U.S. Officials Expected in Azerbaijan This Week


Ten U.S. officials tomorrow are expected to visit the Gabala radar in Azerbaijan that Russia has proposed as an alternative to missile defense installations in Poland and the Czech Republic, Reuters reported (see GSN, Sept. 14).

Moscow has denounced the U.S. plan as a threat to its national security and has played down the Iranian missile threat that the installations would be intended to counter.  It has promoted joint operations with the United States of early warning radars in Azerbaijan and southern Russia as a replacement for the U.S. program.

“Our chief goal is to prevent the deployment of a third antimissile defense region in Eastern Europe, in Poland and the Czech Republic,” said Maj. Gen. Alexander Yakushin, first deputy chief of the Russian Space Forces.

“Our main goal (at Gabala) is to adequately respond to those threats that actually exist from a southern direction, and not some future hypothetical threats in 2025,” he added.

The visiting officials are expected to come from the Defense and State departments, along with the U.S. Embassy in Azerbaijan.  Russian and Azeri officials are also expected at the inspection, Reuters reported.

The Gabala radar has a range of 3,750 miles, enabling it to monitor the Middle East, Indian Ocean and much of North Africa.  Russia rents the facility at an annual cost of $7 million (Chris Baldwin, Reuters/Yahoo!News, Sept. 15).

“The radar is Russia’s eyes and ears in the Middle East,” Glen Howard, president of the Washington-based Jamestown Foundation national security policy institute, told the Associated Press.

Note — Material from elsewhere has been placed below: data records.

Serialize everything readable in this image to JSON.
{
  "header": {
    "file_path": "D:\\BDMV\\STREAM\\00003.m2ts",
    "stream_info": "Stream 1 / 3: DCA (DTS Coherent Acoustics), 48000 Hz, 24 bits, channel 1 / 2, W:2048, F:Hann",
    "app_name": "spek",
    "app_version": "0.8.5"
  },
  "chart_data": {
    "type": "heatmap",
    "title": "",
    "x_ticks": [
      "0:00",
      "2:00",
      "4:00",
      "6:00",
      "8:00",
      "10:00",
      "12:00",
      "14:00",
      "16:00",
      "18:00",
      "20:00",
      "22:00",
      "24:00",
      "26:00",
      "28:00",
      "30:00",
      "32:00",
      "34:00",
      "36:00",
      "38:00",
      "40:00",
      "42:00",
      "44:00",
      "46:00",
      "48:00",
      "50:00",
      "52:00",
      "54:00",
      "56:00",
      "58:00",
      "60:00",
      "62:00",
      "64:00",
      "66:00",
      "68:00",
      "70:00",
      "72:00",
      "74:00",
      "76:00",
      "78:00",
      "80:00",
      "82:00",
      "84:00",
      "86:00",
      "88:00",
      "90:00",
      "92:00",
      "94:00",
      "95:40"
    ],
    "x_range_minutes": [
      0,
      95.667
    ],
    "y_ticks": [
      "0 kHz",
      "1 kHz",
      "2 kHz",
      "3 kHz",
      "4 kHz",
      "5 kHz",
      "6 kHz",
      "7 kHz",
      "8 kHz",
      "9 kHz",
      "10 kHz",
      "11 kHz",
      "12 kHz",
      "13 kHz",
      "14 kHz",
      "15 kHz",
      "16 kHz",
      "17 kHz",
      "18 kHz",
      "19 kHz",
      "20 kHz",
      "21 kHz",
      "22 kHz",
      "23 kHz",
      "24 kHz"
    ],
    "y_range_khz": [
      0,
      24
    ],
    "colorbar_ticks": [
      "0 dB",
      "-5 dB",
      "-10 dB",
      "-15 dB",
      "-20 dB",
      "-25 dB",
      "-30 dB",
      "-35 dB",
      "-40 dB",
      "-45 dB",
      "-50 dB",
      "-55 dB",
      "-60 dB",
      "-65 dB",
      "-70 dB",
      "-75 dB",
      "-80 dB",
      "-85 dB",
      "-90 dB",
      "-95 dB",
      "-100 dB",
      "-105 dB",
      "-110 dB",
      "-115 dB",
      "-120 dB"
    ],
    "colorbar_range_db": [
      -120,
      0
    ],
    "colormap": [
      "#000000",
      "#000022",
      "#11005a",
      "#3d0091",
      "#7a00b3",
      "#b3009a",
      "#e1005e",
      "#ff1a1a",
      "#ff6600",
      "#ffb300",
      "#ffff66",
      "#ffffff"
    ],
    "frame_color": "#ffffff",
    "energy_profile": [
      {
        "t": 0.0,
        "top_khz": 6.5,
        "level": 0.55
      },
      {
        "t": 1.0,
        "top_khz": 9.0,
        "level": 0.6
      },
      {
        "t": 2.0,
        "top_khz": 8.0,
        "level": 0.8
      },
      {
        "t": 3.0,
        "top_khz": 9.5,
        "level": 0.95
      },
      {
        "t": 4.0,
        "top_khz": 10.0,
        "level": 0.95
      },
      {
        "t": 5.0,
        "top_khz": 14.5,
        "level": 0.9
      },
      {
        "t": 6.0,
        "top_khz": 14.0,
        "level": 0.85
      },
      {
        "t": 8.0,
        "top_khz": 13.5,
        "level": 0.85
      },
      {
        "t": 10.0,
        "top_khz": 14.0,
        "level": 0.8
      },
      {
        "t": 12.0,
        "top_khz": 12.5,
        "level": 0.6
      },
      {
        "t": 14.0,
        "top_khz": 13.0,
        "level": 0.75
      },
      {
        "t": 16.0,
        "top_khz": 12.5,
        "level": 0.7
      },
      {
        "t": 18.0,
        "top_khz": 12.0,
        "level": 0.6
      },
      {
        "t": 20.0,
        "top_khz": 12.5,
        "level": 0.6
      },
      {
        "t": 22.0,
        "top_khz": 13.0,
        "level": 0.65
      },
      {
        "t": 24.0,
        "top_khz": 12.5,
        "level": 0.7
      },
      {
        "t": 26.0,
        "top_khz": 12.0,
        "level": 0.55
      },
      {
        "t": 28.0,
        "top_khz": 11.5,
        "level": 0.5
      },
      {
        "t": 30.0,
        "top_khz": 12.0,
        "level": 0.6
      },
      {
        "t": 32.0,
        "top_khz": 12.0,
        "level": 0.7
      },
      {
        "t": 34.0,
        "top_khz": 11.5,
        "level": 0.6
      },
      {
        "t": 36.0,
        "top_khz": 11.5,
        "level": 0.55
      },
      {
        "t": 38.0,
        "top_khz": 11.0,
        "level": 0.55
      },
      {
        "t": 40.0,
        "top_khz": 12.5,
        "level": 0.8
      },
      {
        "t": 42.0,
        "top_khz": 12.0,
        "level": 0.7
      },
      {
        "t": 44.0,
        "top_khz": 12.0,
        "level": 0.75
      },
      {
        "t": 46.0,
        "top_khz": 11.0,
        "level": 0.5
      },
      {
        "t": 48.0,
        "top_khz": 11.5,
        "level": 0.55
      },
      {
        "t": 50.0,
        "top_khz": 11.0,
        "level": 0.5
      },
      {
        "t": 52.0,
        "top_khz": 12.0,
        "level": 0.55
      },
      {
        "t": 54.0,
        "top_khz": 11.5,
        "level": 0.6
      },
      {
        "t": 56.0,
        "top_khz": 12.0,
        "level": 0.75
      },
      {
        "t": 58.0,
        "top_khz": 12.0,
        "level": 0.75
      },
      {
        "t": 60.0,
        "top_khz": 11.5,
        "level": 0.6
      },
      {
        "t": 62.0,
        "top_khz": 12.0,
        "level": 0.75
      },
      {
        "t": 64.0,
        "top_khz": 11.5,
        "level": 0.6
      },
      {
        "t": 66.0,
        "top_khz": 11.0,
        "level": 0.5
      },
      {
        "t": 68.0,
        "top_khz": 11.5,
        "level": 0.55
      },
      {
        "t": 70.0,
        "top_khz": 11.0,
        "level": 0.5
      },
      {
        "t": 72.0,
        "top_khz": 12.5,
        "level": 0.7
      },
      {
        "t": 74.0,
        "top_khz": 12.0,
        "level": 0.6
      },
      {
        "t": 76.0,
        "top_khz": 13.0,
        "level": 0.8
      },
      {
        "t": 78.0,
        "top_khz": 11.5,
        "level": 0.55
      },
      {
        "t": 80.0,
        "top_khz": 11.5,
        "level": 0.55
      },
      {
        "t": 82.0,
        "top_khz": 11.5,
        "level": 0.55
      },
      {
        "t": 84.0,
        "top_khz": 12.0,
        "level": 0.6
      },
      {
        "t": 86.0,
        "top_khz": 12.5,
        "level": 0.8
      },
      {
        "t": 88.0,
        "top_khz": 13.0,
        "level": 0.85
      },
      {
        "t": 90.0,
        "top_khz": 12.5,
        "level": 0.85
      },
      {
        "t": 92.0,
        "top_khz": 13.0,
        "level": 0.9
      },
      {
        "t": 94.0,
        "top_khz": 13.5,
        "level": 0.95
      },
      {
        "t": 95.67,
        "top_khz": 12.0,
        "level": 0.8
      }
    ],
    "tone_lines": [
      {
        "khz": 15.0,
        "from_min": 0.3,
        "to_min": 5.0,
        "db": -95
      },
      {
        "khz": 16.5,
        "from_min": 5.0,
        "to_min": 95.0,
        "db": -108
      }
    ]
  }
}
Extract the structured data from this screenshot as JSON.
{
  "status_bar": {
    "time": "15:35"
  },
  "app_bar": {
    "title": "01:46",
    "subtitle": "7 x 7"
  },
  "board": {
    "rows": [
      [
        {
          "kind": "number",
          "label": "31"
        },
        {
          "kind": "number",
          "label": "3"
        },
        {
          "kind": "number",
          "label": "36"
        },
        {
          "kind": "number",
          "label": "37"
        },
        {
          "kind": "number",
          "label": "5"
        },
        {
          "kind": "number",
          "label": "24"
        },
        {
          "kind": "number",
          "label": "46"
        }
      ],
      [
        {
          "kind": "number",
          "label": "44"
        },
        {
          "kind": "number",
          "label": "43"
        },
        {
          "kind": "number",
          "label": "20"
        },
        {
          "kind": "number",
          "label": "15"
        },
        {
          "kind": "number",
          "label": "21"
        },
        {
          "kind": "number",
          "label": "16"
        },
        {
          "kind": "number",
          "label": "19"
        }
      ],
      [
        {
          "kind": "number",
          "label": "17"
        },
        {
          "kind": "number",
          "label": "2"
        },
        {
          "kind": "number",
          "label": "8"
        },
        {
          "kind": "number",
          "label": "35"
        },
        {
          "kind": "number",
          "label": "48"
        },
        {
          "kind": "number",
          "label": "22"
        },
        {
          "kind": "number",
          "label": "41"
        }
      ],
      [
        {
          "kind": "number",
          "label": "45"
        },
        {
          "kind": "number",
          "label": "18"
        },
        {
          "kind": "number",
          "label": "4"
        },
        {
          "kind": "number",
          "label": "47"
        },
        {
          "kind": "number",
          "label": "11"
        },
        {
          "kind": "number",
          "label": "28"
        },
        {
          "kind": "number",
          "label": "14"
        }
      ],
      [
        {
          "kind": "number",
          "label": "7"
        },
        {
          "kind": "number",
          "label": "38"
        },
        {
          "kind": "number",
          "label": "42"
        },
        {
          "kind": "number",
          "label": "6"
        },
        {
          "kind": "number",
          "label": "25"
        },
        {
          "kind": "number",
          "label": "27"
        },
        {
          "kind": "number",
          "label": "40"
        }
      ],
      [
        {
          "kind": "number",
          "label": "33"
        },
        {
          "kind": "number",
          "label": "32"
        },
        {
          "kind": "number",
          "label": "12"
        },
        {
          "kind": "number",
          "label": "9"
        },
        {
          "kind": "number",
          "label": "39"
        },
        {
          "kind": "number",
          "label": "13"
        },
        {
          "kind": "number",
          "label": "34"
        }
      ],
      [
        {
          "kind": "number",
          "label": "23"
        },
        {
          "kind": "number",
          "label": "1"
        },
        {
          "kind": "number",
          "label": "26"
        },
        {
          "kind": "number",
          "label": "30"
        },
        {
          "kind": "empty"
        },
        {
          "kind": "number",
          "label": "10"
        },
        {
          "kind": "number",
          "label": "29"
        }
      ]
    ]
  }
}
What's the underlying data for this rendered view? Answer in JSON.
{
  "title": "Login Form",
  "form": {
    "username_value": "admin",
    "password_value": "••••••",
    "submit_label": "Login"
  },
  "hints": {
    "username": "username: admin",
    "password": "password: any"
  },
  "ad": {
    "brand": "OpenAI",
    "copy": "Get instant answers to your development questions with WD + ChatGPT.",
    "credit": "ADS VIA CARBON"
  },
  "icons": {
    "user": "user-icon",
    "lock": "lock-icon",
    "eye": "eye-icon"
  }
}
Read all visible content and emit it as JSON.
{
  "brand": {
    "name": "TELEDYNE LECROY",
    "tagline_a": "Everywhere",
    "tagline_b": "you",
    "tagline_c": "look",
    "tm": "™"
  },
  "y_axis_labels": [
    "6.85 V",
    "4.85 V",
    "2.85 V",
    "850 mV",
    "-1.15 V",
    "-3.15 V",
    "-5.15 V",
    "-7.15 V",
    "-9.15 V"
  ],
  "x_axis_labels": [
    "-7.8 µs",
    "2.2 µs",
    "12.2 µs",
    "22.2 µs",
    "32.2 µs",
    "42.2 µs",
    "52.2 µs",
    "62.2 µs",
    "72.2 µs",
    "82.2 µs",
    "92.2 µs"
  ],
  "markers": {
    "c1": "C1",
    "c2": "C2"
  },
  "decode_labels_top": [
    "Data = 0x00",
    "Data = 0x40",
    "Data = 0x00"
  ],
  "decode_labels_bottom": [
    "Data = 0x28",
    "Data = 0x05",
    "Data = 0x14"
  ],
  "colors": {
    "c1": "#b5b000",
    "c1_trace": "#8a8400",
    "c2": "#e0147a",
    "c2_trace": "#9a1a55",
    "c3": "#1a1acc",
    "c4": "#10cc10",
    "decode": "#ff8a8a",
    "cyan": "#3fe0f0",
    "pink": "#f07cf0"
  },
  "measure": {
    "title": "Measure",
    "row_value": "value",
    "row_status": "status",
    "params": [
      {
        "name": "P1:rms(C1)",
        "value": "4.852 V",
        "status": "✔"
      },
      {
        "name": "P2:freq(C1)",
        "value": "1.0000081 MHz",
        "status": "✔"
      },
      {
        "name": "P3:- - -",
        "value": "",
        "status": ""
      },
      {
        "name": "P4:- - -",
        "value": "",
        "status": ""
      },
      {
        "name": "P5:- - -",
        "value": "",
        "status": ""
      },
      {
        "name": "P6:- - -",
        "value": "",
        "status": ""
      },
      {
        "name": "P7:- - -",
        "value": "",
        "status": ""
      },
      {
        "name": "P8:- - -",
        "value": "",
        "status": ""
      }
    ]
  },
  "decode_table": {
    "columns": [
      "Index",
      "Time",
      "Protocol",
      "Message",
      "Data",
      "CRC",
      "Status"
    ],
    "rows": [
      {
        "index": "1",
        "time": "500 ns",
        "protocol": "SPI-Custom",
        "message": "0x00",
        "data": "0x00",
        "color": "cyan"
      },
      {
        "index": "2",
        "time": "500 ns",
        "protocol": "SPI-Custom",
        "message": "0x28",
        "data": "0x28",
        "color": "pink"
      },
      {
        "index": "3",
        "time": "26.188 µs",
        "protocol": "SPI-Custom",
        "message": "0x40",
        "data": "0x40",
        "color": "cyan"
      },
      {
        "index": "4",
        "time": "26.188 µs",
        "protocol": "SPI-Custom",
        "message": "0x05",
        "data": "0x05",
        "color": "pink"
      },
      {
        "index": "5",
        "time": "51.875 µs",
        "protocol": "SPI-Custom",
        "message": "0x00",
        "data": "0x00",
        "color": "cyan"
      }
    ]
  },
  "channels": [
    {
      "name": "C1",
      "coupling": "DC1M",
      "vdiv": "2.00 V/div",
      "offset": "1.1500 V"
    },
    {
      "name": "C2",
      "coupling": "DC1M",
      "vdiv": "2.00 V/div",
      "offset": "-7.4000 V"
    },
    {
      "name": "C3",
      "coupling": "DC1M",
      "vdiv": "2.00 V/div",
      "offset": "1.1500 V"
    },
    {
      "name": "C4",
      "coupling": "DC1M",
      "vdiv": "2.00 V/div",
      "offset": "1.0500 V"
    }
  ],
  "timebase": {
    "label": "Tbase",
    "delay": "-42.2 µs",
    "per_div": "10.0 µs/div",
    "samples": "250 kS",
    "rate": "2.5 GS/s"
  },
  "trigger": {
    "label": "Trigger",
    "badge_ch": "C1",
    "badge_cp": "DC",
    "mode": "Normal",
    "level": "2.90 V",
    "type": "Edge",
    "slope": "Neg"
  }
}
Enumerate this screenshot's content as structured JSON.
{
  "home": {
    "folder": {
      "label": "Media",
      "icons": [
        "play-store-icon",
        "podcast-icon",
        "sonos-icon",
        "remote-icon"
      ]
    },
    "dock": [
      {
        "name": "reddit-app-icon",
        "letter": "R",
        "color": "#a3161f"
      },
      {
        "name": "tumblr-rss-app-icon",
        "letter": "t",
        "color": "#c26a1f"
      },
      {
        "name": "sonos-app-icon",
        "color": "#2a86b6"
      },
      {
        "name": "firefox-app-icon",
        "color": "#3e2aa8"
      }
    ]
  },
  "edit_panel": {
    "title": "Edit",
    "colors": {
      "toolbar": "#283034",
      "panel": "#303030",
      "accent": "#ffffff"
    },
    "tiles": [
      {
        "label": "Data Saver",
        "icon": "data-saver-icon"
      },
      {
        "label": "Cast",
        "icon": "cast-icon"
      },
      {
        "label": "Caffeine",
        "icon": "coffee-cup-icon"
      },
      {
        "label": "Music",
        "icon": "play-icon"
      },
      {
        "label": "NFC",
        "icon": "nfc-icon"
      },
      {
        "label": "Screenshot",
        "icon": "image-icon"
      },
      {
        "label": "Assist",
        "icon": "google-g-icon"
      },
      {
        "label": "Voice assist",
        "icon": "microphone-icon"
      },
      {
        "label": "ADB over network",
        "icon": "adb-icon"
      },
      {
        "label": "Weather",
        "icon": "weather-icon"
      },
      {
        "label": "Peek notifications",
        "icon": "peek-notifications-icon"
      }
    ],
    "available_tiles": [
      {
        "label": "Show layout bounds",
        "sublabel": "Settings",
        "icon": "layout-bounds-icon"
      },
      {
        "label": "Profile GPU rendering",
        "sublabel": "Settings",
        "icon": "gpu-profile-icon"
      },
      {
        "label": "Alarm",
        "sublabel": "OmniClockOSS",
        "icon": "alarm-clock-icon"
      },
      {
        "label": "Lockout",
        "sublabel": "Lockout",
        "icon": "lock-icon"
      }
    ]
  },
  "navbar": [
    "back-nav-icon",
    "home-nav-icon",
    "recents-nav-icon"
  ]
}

Washington sees the radar only as a possible complement to its plans for a radar base in the Czech Republic and 10 missile interceptors in Poland.  The radar could provide earlier detection of missiles than the proposed Czech installation, which would be intended to track missiles that had already been identified, according to AP

“What the Gabala radar would help you do is acquire targets,” said physicist Theodore Postol of the Massachusetts Institute of Technology (Desmond Butler, Associated Press/Yahoo!News, Sept. 16).